The question of specifying Ah-Q’s place of birth is my fourth difficulty. If we could be sure his surname was Zhao, we could trace him back to the province from which the clan originated. A quick glance through our old school copy of the Hundred Surnames3 would leave him ‘A Native of Tianshui, Gansu Province’. But as we have no reliable information about his surname, neither can we fix on his birthplace. Although he spent most of his life in the village of Weizhuang, he was often to be found in other places, too, so to term him a native of Weizhuang would hardly be historically rigorous.
My only consolation in this whole sorry business is that one syllable of his name at least – ‘Ah’* – can boast of an unimpugnable correctness. What remains to be known lies beyond the superficial capabilities of amateurs to unravel; and I can only hope that in future the disciples of a dedicated erudite such as Mr Hu Shi4 will hunt out new clues, in their relentless quest to further human knowledge, thoroughly obliterating what little achievement my Real Story of Ah-Q may constitute.
That should do for a Preface.
CHAPTER 2
A Brief History of Ah-Q’s Victories
It was not only Ah-Q’s name and place of origin that were shro
uded in mystery – but also the details of his early life. Because the good people of Weizhuang called upon him only to help out with odd jobs, or to serve as the butt of jokes, no one ever paid much attention to such niceties. Neither was Ah-Q himself particularly forthcoming on the subject, except when he got into arguments, viz.:
‘My ancestors were much richer than yours! Scum!’

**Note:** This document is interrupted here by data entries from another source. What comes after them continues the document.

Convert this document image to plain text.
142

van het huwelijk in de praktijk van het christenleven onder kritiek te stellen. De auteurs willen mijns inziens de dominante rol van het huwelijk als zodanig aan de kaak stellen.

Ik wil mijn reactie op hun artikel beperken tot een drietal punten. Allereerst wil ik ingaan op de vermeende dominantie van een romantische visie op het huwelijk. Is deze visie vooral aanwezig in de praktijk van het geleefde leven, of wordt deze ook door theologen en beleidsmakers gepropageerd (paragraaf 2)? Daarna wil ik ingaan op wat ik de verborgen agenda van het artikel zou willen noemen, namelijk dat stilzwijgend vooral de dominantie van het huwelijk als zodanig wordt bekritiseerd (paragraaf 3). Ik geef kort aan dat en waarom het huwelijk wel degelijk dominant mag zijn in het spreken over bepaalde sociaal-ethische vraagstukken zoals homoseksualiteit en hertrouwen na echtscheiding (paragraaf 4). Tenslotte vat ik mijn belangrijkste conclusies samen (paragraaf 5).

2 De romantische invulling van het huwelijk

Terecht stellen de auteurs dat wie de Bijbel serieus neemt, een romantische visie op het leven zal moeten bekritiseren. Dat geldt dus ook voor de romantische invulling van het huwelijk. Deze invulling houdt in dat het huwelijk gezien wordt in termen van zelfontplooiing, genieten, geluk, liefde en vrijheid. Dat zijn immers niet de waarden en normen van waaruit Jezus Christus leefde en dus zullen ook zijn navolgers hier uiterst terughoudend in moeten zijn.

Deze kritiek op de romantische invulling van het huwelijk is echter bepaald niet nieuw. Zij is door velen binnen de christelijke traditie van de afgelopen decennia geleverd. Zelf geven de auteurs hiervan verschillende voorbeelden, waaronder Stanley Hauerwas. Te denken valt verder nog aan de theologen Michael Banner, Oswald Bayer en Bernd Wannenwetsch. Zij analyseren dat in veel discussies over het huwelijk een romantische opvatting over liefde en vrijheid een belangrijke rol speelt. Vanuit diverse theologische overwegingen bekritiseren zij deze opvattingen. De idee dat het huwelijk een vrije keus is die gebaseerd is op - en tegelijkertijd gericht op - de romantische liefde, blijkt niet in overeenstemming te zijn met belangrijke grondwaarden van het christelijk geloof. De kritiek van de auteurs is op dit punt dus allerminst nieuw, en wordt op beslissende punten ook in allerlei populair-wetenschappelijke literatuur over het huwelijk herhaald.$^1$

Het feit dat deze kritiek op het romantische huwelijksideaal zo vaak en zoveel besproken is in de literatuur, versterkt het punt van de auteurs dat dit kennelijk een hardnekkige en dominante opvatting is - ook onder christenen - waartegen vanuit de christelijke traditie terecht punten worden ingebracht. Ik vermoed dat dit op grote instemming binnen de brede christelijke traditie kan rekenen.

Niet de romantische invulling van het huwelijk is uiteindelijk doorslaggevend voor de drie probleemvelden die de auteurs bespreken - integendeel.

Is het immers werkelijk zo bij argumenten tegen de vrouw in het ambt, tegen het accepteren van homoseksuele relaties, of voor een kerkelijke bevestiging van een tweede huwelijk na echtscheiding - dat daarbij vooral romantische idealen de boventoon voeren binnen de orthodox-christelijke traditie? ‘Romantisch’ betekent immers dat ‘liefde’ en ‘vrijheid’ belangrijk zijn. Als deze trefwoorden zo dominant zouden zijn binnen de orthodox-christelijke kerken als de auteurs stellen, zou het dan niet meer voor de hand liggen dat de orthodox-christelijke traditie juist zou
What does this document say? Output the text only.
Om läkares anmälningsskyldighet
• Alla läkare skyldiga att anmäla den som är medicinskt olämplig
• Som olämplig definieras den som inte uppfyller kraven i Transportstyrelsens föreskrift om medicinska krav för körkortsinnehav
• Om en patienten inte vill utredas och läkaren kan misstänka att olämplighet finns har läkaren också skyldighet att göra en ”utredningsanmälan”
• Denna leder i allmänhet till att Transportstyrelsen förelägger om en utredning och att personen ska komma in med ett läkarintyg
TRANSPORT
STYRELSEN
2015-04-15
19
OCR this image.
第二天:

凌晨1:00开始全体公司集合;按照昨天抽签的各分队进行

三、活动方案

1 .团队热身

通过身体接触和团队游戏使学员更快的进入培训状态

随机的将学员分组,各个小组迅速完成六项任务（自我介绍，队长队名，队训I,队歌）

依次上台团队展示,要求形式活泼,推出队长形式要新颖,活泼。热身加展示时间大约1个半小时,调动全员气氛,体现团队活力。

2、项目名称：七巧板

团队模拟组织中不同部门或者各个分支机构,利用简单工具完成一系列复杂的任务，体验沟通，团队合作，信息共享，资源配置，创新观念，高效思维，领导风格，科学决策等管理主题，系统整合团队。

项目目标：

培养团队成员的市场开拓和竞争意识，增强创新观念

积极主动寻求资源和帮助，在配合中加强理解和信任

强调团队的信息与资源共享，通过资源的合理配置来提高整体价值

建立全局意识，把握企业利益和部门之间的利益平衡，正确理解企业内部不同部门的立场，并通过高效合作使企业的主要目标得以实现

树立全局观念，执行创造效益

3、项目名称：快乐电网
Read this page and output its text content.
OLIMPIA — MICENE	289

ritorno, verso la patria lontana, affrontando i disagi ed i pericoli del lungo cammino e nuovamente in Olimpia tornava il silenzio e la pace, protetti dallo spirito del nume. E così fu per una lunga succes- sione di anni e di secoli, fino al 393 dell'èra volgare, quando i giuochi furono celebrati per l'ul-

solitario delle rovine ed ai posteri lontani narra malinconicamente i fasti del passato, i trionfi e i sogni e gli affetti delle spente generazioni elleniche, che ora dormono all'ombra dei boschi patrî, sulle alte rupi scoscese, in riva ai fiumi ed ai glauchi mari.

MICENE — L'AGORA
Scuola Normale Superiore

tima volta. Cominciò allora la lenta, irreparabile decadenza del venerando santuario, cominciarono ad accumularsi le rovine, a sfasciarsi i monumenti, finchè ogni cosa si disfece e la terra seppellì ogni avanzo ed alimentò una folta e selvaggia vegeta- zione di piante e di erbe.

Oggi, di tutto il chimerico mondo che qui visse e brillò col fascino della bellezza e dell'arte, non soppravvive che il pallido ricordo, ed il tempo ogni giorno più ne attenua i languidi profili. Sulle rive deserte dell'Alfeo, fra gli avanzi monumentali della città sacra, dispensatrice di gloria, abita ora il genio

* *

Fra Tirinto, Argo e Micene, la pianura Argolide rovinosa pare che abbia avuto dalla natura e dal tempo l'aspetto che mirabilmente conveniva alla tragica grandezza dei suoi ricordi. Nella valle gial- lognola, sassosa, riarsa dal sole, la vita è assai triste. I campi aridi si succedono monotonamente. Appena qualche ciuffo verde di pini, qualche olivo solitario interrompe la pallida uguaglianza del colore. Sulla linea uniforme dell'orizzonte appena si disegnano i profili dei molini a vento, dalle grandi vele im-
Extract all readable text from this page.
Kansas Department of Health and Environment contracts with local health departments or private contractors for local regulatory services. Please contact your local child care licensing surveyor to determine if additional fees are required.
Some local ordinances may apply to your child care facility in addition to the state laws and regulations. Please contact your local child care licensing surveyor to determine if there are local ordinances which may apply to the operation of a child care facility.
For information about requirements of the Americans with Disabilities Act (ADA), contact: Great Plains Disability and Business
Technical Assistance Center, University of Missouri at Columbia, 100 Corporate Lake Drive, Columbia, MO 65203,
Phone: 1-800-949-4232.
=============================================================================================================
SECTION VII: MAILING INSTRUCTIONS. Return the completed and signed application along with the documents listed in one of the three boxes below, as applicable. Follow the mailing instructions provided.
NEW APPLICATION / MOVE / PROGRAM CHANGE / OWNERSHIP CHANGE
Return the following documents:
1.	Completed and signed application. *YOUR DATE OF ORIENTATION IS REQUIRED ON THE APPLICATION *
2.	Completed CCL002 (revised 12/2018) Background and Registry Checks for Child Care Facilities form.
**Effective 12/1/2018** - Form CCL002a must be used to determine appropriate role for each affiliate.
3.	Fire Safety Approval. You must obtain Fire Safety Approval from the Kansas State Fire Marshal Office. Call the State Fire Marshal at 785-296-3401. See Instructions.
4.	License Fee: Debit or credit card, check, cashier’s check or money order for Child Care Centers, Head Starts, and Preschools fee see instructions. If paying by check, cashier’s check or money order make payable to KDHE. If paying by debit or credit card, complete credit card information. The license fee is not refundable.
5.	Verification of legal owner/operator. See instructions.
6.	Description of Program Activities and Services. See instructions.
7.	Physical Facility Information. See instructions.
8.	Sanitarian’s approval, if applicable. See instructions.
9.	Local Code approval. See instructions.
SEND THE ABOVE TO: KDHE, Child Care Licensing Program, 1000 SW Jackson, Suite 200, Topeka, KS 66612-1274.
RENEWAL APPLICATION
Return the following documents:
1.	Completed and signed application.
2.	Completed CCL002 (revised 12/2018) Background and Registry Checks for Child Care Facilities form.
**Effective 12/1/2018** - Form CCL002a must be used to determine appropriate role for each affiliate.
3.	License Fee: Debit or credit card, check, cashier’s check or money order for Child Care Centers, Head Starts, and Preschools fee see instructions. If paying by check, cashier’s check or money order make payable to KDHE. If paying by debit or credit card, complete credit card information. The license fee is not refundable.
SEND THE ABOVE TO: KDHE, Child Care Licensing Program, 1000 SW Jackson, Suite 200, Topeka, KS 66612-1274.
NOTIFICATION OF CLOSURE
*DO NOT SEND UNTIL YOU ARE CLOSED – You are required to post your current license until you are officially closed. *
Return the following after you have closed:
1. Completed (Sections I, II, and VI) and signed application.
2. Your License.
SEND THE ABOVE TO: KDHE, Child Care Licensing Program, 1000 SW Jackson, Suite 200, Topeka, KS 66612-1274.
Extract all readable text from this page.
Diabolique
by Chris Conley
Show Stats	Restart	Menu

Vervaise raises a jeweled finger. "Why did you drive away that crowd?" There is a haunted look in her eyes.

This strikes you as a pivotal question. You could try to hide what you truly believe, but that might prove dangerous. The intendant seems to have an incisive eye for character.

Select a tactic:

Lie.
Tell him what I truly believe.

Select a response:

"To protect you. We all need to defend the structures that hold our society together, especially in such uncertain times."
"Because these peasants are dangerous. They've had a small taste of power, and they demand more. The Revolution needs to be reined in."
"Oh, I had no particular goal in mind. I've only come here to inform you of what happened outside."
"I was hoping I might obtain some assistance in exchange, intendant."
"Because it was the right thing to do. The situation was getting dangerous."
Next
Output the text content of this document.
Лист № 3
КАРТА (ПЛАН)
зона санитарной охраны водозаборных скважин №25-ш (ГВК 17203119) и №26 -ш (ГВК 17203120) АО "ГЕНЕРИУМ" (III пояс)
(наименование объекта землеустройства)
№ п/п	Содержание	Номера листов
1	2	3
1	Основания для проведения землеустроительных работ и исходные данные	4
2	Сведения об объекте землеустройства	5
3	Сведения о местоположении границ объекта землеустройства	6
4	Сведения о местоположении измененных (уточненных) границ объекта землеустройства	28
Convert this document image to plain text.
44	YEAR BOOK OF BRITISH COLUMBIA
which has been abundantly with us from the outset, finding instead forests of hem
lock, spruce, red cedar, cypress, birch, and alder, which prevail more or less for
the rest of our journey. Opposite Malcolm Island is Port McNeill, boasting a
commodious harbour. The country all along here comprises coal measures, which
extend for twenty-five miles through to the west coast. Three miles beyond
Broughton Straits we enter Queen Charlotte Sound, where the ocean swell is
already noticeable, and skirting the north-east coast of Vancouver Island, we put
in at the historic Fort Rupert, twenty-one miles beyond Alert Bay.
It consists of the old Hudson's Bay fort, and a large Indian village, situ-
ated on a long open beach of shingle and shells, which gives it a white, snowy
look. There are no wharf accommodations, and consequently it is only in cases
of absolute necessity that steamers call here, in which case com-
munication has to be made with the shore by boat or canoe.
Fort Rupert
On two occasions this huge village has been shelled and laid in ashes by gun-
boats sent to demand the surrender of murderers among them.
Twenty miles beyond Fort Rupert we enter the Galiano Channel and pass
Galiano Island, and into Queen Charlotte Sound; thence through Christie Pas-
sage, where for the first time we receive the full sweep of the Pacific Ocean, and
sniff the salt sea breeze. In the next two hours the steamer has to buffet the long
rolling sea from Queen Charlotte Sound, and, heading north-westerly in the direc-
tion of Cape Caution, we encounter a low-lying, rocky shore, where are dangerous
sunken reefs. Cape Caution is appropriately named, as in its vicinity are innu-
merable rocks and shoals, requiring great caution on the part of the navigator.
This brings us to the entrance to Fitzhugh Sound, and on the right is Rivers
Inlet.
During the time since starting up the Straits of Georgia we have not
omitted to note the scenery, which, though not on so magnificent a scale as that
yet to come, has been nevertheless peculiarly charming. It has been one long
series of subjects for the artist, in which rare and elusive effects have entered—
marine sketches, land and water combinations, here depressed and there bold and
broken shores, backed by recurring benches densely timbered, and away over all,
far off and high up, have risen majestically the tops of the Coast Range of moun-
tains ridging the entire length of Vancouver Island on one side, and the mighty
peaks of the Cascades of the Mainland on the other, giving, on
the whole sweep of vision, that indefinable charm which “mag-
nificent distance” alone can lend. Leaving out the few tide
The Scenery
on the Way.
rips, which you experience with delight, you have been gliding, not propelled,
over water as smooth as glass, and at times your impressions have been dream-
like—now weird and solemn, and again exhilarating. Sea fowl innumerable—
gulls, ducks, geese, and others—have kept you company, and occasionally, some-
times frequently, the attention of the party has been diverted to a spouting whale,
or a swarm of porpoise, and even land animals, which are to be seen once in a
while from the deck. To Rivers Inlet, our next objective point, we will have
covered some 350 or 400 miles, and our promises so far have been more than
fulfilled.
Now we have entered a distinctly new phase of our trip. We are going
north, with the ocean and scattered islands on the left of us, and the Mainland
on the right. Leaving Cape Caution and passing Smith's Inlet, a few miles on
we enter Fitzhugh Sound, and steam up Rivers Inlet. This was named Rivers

Ah-Q had no home of his own: in Weizhuang, he lodged in the Temple of the God of the Earth and the God of the Five Grains. Neither, as the village odd-job man, did he have a fixed profession. If someone was needed to harvest wheat, he harvested wheat; if called upon to husk rice, he husked rice; if a boat wanted poling, that’s what he did. If a job was likely to take a while, he lodged with his employer; but once it was over, he left. When people were in a hurry to get something done, therefore, they remembered Ah-Q – but only the odd jobs he could do for them, and not his life history. And as soon as they were no longer in such a hurry, Ah-Q – and his elusive biographical details – were quickly forgotten. ‘He puts his back into it, that Ah-Q!’ an old man once admiringly remarked, considering our hero’s bare, torpidly scrawny torso – that was the closest anyone ever got to constructing a personality profile of him. Those who overheard him couldn’t make out whether his eulogizer was being genuine or sarcastic; but Ah-Q, at least, was delighted.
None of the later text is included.